Microsoft Corp. v. Commission (Case T-201/04, EU General Court, 2007): Clarified tying elements, underpinning the Court’s finding that NGA and NGC were not distinct products subject to coercive bundling.
Intel Corporation Inc. v. European Commission (Case C-413/14 P, EUCJ, 2017): Mandated effects-based analysis, reinforcing the Court’s insistence on proving AAEC, absent in CCI’s order.
Under the framework of these cases, the decision emphasized objective justifications, competitive harm, and procedural rigor, aligning Indian law with international best practices.
Critque and Broader Policy Implications
Before critiquing the judgement, it’s strength must be acknowledged. The judgement in CCI vs. Schott Glass, provides a robust statutory interpretation. The Court’s insistence on effects-based analysis, grounded in the Act’s text and legislative history, ensures competition law targets actual harm, not mere dominance, as emphasized in Excel Crop Care Ltd. v. CCI CA 2480 of 2014, decided 08-05-2017.
“In today’s global economic climate, prudence is vital. As the United States and Europe retreat behind their newly-minted trade walls of protectionist policies to shield their homegrown markets, India’s bid to emerge as a global centre for manufacturing, life-sciences and technology will succeed only if regulation rewards scale and intervenes solely when genuine competitive harm is shown. Heavy-handed enforcement, divorced from market effects, would discourage the long-term capital and expertise the economy urgently needs. An effects based standard is therefore not a mere procedural nicety. It is both a constitutional bulwark against arbitrary restraint of lawful enterprise and a strategic necessity if India is to capture the opportunities that more protectionist economies are in danger of forsaking.”

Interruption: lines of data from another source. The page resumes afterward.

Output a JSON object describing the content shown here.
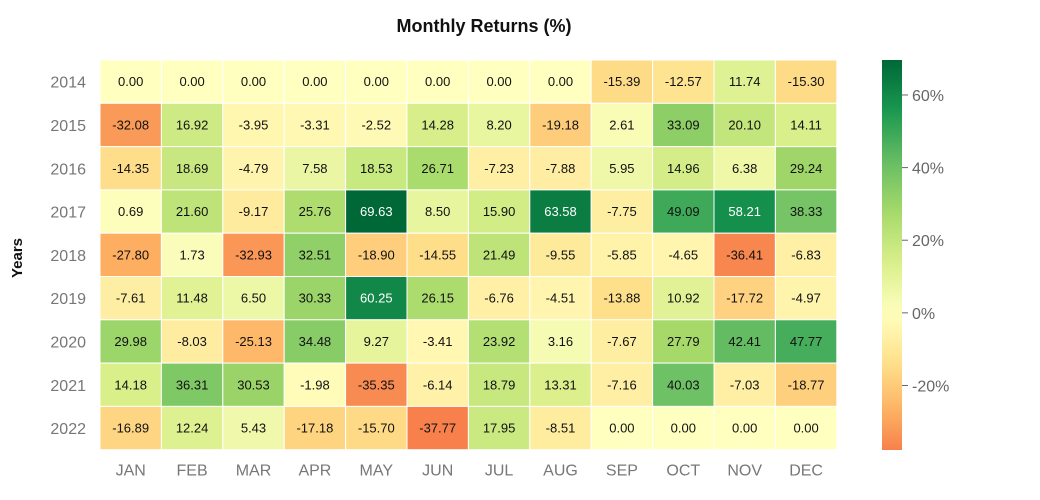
{
  "chart_data": {
    "type": "heatmap",
    "title": "Monthly Returns (%)",
    "ylabel": "Years",
    "xlabel": "",
    "x_categories": [
      "JAN",
      "FEB",
      "MAR",
      "APR",
      "MAY",
      "JUN",
      "JUL",
      "AUG",
      "SEP",
      "OCT",
      "NOV",
      "DEC"
    ],
    "y_categories": [
      "2014",
      "2015",
      "2016",
      "2017",
      "2018",
      "2019",
      "2020",
      "2021",
      "2022"
    ],
    "values": [
      [
        0.0,
        0.0,
        0.0,
        0.0,
        0.0,
        0.0,
        0.0,
        0.0,
        -15.39,
        -12.57,
        11.74,
        -15.3
      ],
      [
        -32.08,
        16.92,
        -3.95,
        -3.31,
        -2.52,
        14.28,
        8.2,
        -19.18,
        2.61,
        33.09,
        20.1,
        14.11
      ],
      [
        -14.35,
        18.69,
        -4.79,
        7.58,
        18.53,
        26.71,
        -7.23,
        -7.88,
        5.95,
        14.96,
        6.38,
        29.24
      ],
      [
        0.69,
        21.6,
        -9.17,
        25.76,
        69.63,
        8.5,
        15.9,
        63.58,
        -7.75,
        49.09,
        58.21,
        38.33
      ],
      [
        -27.8,
        1.73,
        -32.93,
        32.51,
        -18.9,
        -14.55,
        21.49,
        -9.55,
        -5.85,
        -4.65,
        -36.41,
        -6.83
      ],
      [
        -7.61,
        11.48,
        6.5,
        30.33,
        60.25,
        26.15,
        -6.76,
        -4.51,
        -13.88,
        10.92,
        -17.72,
        -4.97
      ],
      [
        29.98,
        -8.03,
        -25.13,
        34.48,
        9.27,
        -3.41,
        23.92,
        3.16,
        -7.67,
        27.79,
        42.41,
        47.77
      ],
      [
        14.18,
        36.31,
        30.53,
        -1.98,
        -35.35,
        -6.14,
        18.79,
        13.31,
        -7.16,
        40.03,
        -7.03,
        -18.77
      ],
      [
        -16.89,
        12.24,
        5.43,
        -17.18,
        -15.7,
        -37.77,
        17.95,
        -8.51,
        0.0,
        0.0,
        0.0,
        0.0
      ]
    ],
    "colorbar": {
      "min": -37.77,
      "max": 69.63,
      "ticks": [
        -20,
        0,
        20,
        40,
        60
      ],
      "tick_labels": [
        "-20%",
        "0%",
        "20%",
        "40%",
        "60%"
      ],
      "colormap": "RdYlGn"
    },
    "grid": false
  }
}
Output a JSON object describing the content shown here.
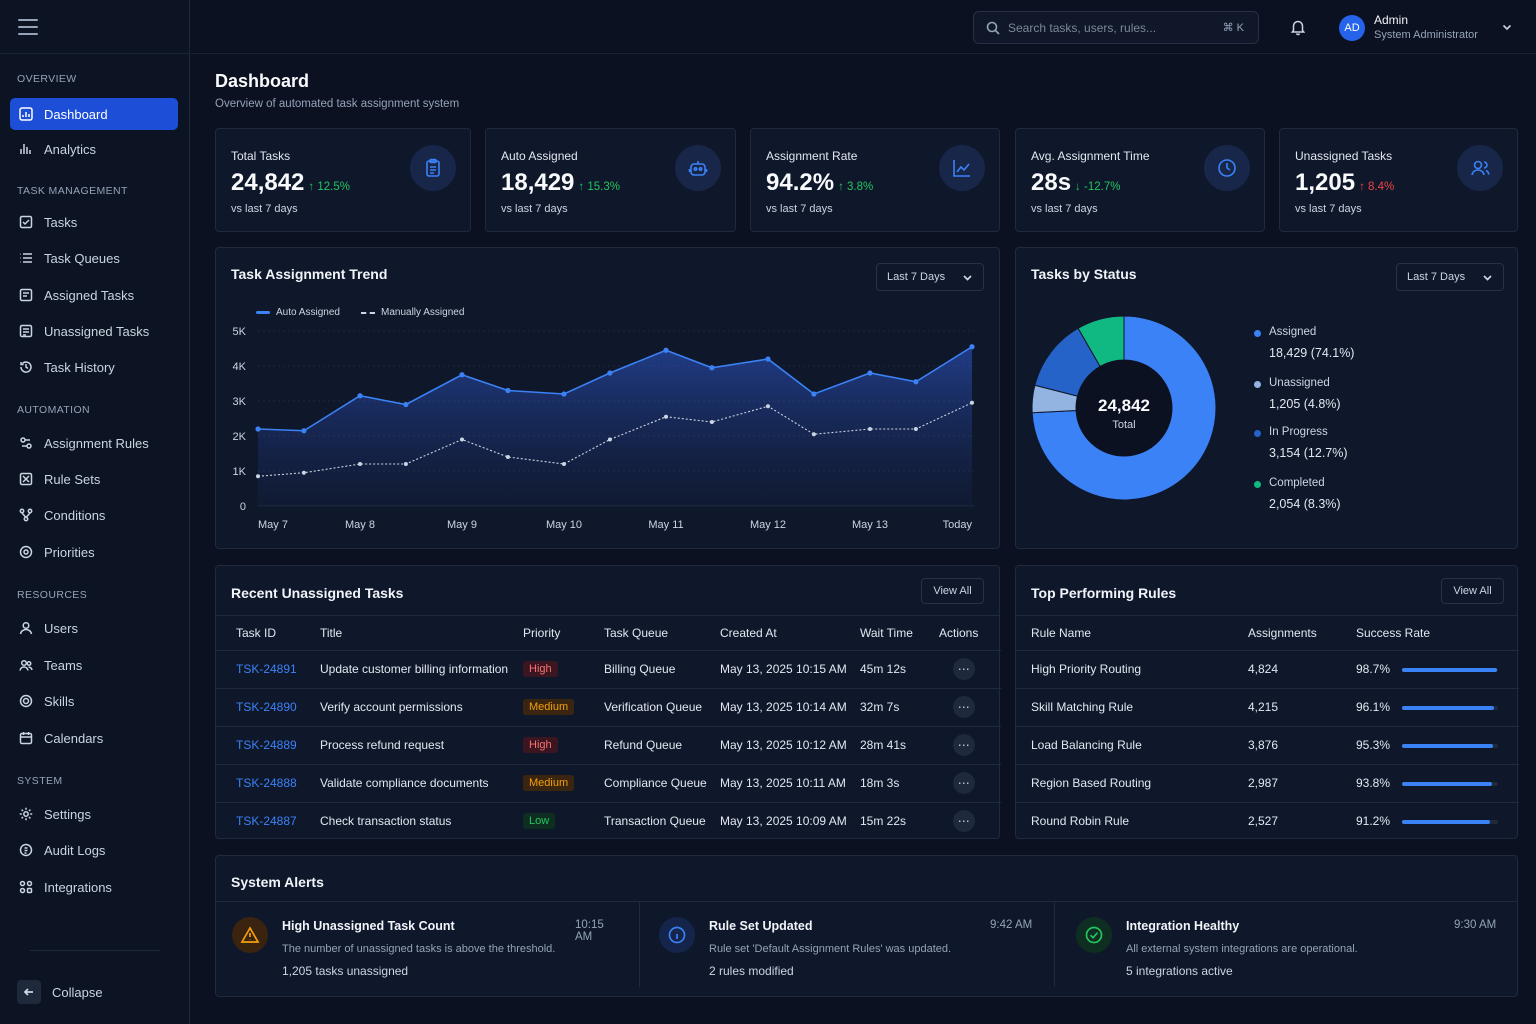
{
  "sidebar": {
    "sections": [
      "OVERVIEW",
      "TASK MANAGEMENT",
      "AUTOMATION",
      "RESOURCES",
      "SYSTEM"
    ],
    "items": [
      {
        "label": "Dashboard",
        "icon": "dashboard-icon"
      },
      {
        "label": "Analytics",
        "icon": "analytics-icon"
      },
      {
        "label": "Tasks",
        "icon": "tasks-icon"
      },
      {
        "label": "Task Queues",
        "icon": "queues-icon"
      },
      {
        "label": "Assigned Tasks",
        "icon": "assigned-icon"
      },
      {
        "label": "Unassigned Tasks",
        "icon": "unassigned-icon"
      },
      {
        "label": "Task History",
        "icon": "history-icon"
      },
      {
        "label": "Assignment Rules",
        "icon": "rules-icon"
      },
      {
        "label": "Rule Sets",
        "icon": "rulesets-icon"
      },
      {
        "label": "Conditions",
        "icon": "conditions-icon"
      },
      {
        "label": "Priorities",
        "icon": "priorities-icon"
      },
      {
        "label": "Users",
        "icon": "users-icon"
      },
      {
        "label": "Teams",
        "icon": "teams-icon"
      },
      {
        "label": "Skills",
        "icon": "skills-icon"
      },
      {
        "label": "Calendars",
        "icon": "calendar-icon"
      },
      {
        "label": "Settings",
        "icon": "gear-icon"
      },
      {
        "label": "Audit Logs",
        "icon": "audit-icon"
      },
      {
        "label": "Integrations",
        "icon": "integrations-icon"
      }
    ],
    "collapse_label": "Collapse"
  },
  "topbar": {
    "search_placeholder": "Search tasks, users, rules...",
    "search_shortcut": "⌘  K",
    "user": {
      "initials": "AD",
      "name": "Admin",
      "role": "System Administrator"
    }
  },
  "page": {
    "title": "Dashboard",
    "subtitle": "Overview of automated task assignment system"
  },
  "kpis": [
    {
      "label": "Total Tasks",
      "value": "24,842",
      "delta": "12.5%",
      "direction": "up",
      "sub": "vs last 7 days",
      "icon": "clipboard-icon"
    },
    {
      "label": "Auto Assigned",
      "value": "18,429",
      "delta": "15.3%",
      "direction": "up",
      "sub": "vs last 7 days",
      "icon": "robot-icon"
    },
    {
      "label": "Assignment Rate",
      "value": "94.2%",
      "delta": "3.8%",
      "direction": "up",
      "sub": "vs last 7 days",
      "icon": "trend-icon"
    },
    {
      "label": "Avg. Assignment Time",
      "value": "28s",
      "delta": "-12.7%",
      "direction": "down",
      "sub": "vs last 7 days",
      "icon": "clock-icon"
    },
    {
      "label": "Unassigned Tasks",
      "value": "1,205",
      "delta": "8.4%",
      "direction": "up-bad",
      "sub": "vs last 7 days",
      "icon": "user-icon"
    }
  ],
  "trend": {
    "title": "Task Assignment Trend",
    "range": "Last 7 Days",
    "legend": [
      "Auto Assigned",
      "Manually Assigned"
    ]
  },
  "status": {
    "title": "Tasks by Status",
    "range": "Last 7 Days",
    "total_value": "24,842",
    "total_label": "Total",
    "items": [
      {
        "label": "Assigned",
        "value": "18,429 (74.1%)",
        "color": "#3b82f6"
      },
      {
        "label": "Unassigned",
        "value": "1,205 (4.8%)",
        "color": "#93b4e0"
      },
      {
        "label": "In Progress",
        "value": "3,154 (12.7%)",
        "color": "#2563c9"
      },
      {
        "label": "Completed",
        "value": "2,054 (8.3%)",
        "color": "#10b981"
      }
    ]
  },
  "chart_data": [
    {
      "type": "area",
      "title": "Task Assignment Trend",
      "categories": [
        "May 7",
        "May 8",
        "May 9",
        "May 10",
        "May 11",
        "May 12",
        "May 13",
        "Today"
      ],
      "x": [
        0,
        0.45,
        1,
        1.45,
        2,
        2.45,
        3,
        3.45,
        4,
        4.45,
        5,
        5.45,
        6,
        6.45,
        7
      ],
      "series": [
        {
          "name": "Auto Assigned",
          "values": [
            2200,
            2150,
            3150,
            2900,
            3750,
            3300,
            3200,
            3800,
            4450,
            3950,
            4200,
            3200,
            3800,
            3550,
            4550
          ],
          "color": "#3b82f6"
        },
        {
          "name": "Manually Assigned",
          "values": [
            850,
            950,
            1200,
            1200,
            1900,
            1400,
            1200,
            1900,
            2550,
            2400,
            2850,
            2050,
            2200,
            2200,
            2950
          ],
          "color": "#cbd5e1"
        }
      ],
      "yticks": [
        "0",
        "1K",
        "2K",
        "3K",
        "4K",
        "5K"
      ],
      "ylim": [
        0,
        5000
      ],
      "grid": true,
      "legend": "top-left"
    },
    {
      "type": "pie",
      "title": "Tasks by Status",
      "categories": [
        "Assigned",
        "Unassigned",
        "In Progress",
        "Completed"
      ],
      "values": [
        74.1,
        4.8,
        12.7,
        8.3
      ],
      "colors": [
        "#3b82f6",
        "#93b4e0",
        "#2563c9",
        "#10b981"
      ],
      "legend": "right"
    }
  ],
  "unassigned": {
    "title": "Recent Unassigned Tasks",
    "view_all": "View All",
    "columns": [
      "Task ID",
      "Title",
      "Priority",
      "Task Queue",
      "Created At",
      "Wait Time",
      "Actions"
    ],
    "rows": [
      {
        "id": "TSK-24891",
        "title": "Update customer billing information",
        "priority": "High",
        "queue": "Billing Queue",
        "created": "May 13, 2025 10:15 AM",
        "wait": "45m 12s"
      },
      {
        "id": "TSK-24890",
        "title": "Verify account permissions",
        "priority": "Medium",
        "queue": "Verification Queue",
        "created": "May 13, 2025 10:14 AM",
        "wait": "32m 7s"
      },
      {
        "id": "TSK-24889",
        "title": "Process refund request",
        "priority": "High",
        "queue": "Refund Queue",
        "created": "May 13, 2025 10:12 AM",
        "wait": "28m 41s"
      },
      {
        "id": "TSK-24888",
        "title": "Validate compliance documents",
        "priority": "Medium",
        "queue": "Compliance Queue",
        "created": "May 13, 2025 10:11 AM",
        "wait": "18m 3s"
      },
      {
        "id": "TSK-24887",
        "title": "Check transaction status",
        "priority": "Low",
        "queue": "Transaction Queue",
        "created": "May 13, 2025 10:09 AM",
        "wait": "15m 22s"
      }
    ]
  },
  "rules": {
    "title": "Top Performing Rules",
    "view_all": "View All",
    "columns": [
      "Rule Name",
      "Assignments",
      "Success Rate"
    ],
    "rows": [
      {
        "name": "High Priority Routing",
        "assignments": "4,824",
        "rate": "98.7%",
        "fill": 98.7
      },
      {
        "name": "Skill Matching Rule",
        "assignments": "4,215",
        "rate": "96.1%",
        "fill": 96.1
      },
      {
        "name": "Load Balancing Rule",
        "assignments": "3,876",
        "rate": "95.3%",
        "fill": 95.3
      },
      {
        "name": "Region Based Routing",
        "assignments": "2,987",
        "rate": "93.8%",
        "fill": 93.8
      },
      {
        "name": "Round Robin Rule",
        "assignments": "2,527",
        "rate": "91.2%",
        "fill": 91.2
      }
    ]
  },
  "alerts": {
    "title": "System Alerts",
    "items": [
      {
        "title": "High Unassigned Task Count",
        "desc": "The number of unassigned tasks is above the threshold.",
        "meta": "1,205 tasks unassigned",
        "time": "10:15 AM",
        "icon": "warning-icon",
        "color": "#f59e0b"
      },
      {
        "title": "Rule Set Updated",
        "desc": "Rule set 'Default Assignment Rules' was updated.",
        "meta": "2 rules modified",
        "time": "9:42 AM",
        "icon": "info-icon",
        "color": "#3b82f6"
      },
      {
        "title": "Integration Healthy",
        "desc": "All external system integrations are operational.",
        "meta": "5 integrations active",
        "time": "9:30 AM",
        "icon": "check-circle-icon",
        "color": "#22c55e"
      }
    ]
  }
}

Economic Realism: The judgement recognizes manfacturing efficiencies (such as in furnace usage) as legitimate justifications supports innovation and investment, critical for India’s manufacturing ambitions.

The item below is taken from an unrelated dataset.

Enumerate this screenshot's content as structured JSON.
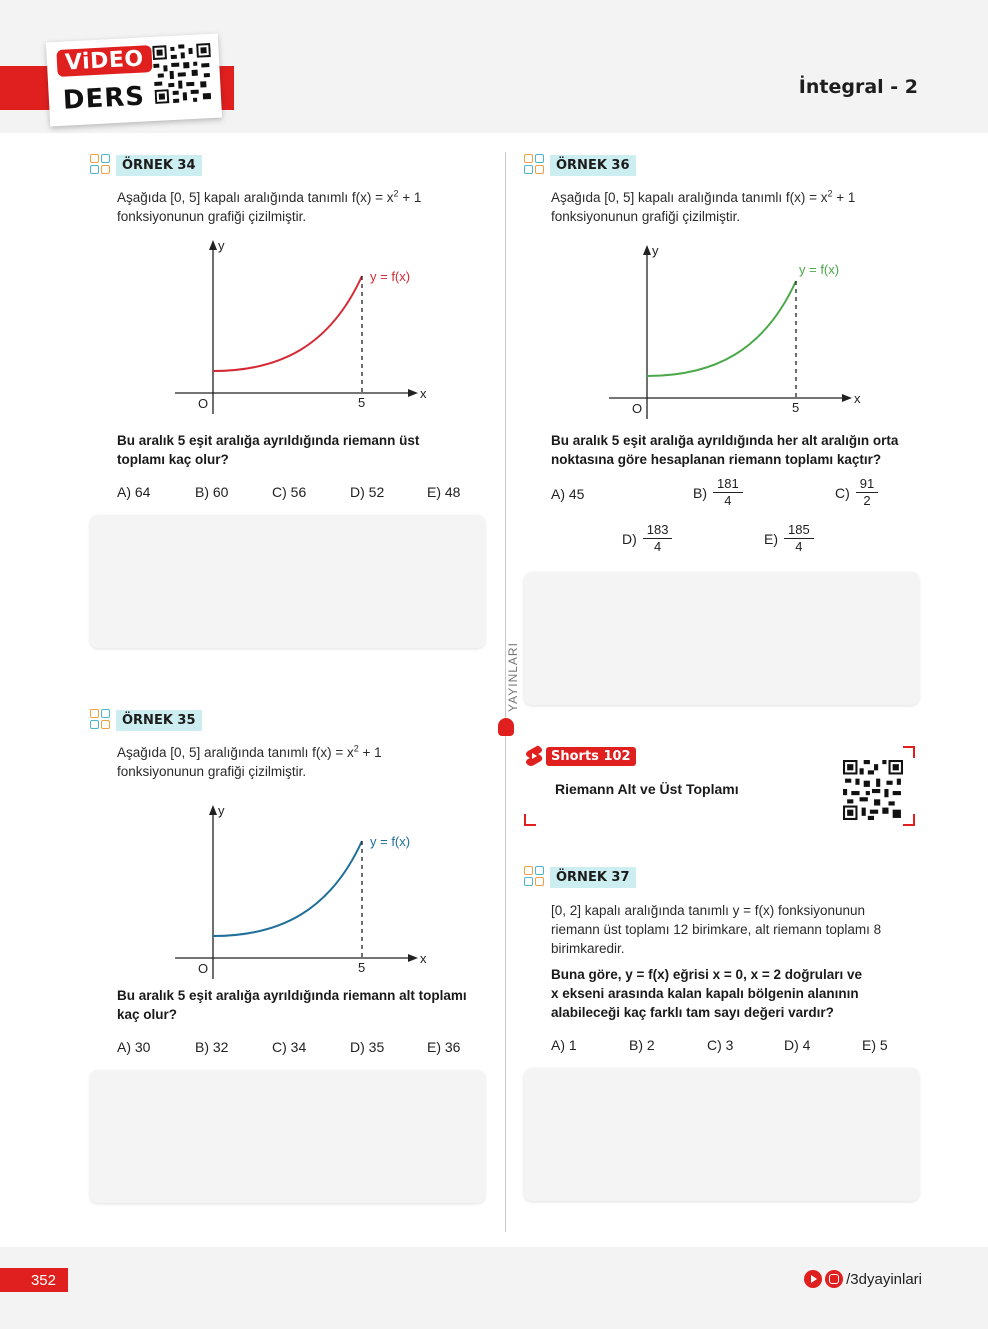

“Moreover, the technical realities of borosilicate production reinforce the commercial logic of the scheme. Furnace tanks operate at temperatures around 1600 °C and cannot be cyclically shut down without inflicting catastrophic refractory damage. Stable, high-volume orders are therefore indispensable for efficient utilisation and for amortising the very substantial capital employed. A volume-contingent rebate transmits a share of those scale economies downstream, to the ultimate benefit of pharmaceutical customers. Such an objectively grounded incentive cannot be condemned as “unfair”.”

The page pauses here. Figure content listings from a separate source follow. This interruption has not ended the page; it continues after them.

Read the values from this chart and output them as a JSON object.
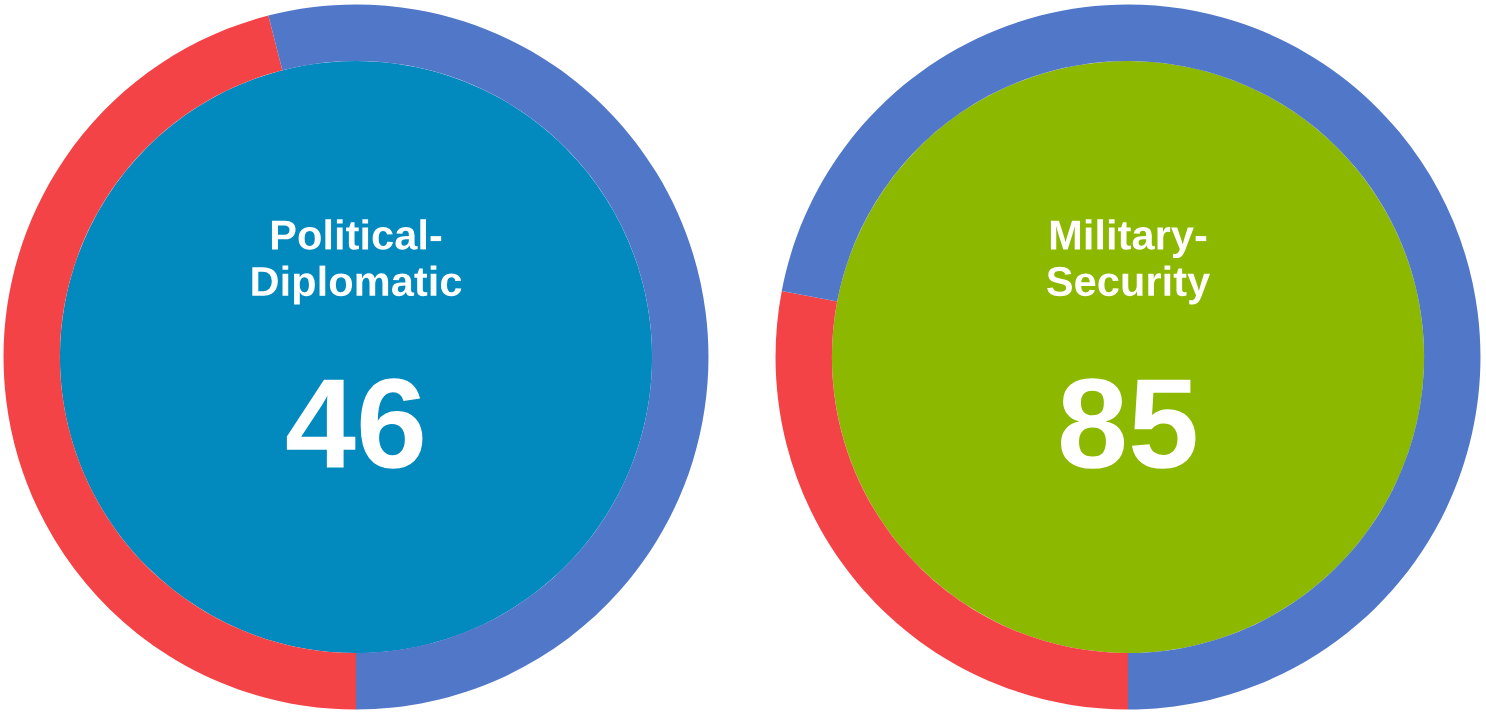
{
  "chart_data": [
    {
      "type": "donut",
      "title": "Political-\nDiplomatic",
      "annotations": [
        "46"
      ],
      "categories": [
        null,
        null
      ],
      "values": [
        46,
        54
      ],
      "colors": [
        "#f44346",
        "#5177c8"
      ]
    },
    {
      "type": "donut",
      "title": "Military-\nSecurity",
      "annotations": [
        "85"
      ],
      "categories": [
        null,
        null
      ],
      "values": [
        28,
        72
      ],
      "colors": [
        "#f44346",
        "#5177c8"
      ]
    }
  ]
}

Now for the weakness: This is a personal view.
I. Potential Over-Deference to Dominance (only abuse of dominance is proscribed, not dominance): By upholding all of Schott’s practices, the Court risks under-regulating dominant firms, especially in concentrated markets like borosilicate tubing, where converters’ dependence was acknowledged. There is:
II. Limited Consumer Focus: The focus on converter margins and output may overlook downstream consumer impacts (e.g., pharmaceutical pricing), unlike the EU’s consumer-centric approach in Huawei v. ZTE (Case C-170/13, 2015).
III. Procedural Stringency: While justified, the emphasis on cross-examination may burden CCI’s inquisitorial process, potentially delaying enforcement, as seen in complex EU cases like Motorola Mobility (2014). It also raises the question, of how far the DG office can go into while conducting an investigation. Say a question is asked from a witness / person: that person refuses – Can the DG office compel the person to answer or can only an adverse inference be taken? These questions remain to be answered by a future Court.
Competition Law Enforcement: The ruling raises the evidentiary bar for CCI, requiring robust economic data and procedural compliance, potentially limiting overreach but delaying action against genuine abuses.